As one of the nation’s largest financial aid providers, the Alger association assists high school students through funding from its members, many of whom achieved success in the face of hardship. Similarly, Horatio Alger scholars often maintain a commitment to supporting academic opportunities for the next generation of disadvantaged youth.
As a senior at Wyoming Area High School, Lamoreaux found an ideal match in Arcadia’s international opportunities and global community. In addition to her academic year in Cape Town, she picked up a French minor and studied in Stirling, Scotland, through the University’s First-Year Study Abroad Experience (FYSAE).
“I knew from the get-go that I wanted a future that involved traveling,” said Lamoreaux, who learned to embrace the unexpected after breaking her foot on a volunteer trip to Thailand when she was 16. “Career-wise, I wanted to get into international development, get my Teaching English as a Foreign Language certificate, and teach overseas.”
With TEFL certification still on her to-do list, Lamoreaux says the rest is up in the air: She’s considered joining the Peace Corps, moving back to Northeastern Pennsylvania to save money for travel, or relocating to Serbia for a volunteer opportunity that would allow her to train as a mechanic. Lamoreaux’s father, who worked as a mechanic before the destruction of their home, shared her interest in auto repair, passing the technical skills he developed on to his daughter.
An “interdisciplinary individual,” Lamoreaux is also evolving as a guitarist. The solo artist—who counts staying in Philadelphia, applying for local jobs, and joining a band among her many options—will play one of her first (paid) gigs on campus this Saturday, Nov. 23.
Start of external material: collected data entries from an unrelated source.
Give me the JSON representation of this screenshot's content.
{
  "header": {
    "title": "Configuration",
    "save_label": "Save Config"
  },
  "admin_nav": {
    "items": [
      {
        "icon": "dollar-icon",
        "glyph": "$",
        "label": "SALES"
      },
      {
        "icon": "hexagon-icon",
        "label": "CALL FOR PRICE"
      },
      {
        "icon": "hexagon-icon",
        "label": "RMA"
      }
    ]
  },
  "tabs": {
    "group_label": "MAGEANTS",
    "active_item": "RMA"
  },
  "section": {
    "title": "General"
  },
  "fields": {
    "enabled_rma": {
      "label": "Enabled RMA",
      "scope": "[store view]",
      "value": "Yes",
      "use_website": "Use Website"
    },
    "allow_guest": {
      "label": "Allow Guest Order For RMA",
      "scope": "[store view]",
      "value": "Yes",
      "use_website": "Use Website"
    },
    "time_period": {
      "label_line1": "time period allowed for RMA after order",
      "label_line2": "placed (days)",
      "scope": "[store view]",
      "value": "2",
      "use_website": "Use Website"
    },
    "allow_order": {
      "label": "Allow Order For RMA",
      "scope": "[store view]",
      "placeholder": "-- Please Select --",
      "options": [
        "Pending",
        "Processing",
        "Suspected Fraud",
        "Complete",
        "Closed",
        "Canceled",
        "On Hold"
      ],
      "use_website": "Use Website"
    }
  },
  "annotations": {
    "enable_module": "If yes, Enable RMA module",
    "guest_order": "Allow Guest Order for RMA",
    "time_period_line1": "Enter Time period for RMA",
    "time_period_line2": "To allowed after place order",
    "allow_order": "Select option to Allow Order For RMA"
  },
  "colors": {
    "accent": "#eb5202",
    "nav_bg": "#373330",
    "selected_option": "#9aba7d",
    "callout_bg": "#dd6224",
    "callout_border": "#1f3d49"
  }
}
And if she has a bit of free time? Lamoreaux has her sights set on the Rickshaw Run, a two-and-a-half-week tuk-tuk race across India. Her interest, of course, lies in the challenge—Lamoreaux listed “[the rickshaw] breaking down, and having to fix it” as one of the event’s perks.
“I don’t really know what I’m going to do after graduation,” shared Lamoreaux. “But in whatever order, I feel like I’ll do all of these things.”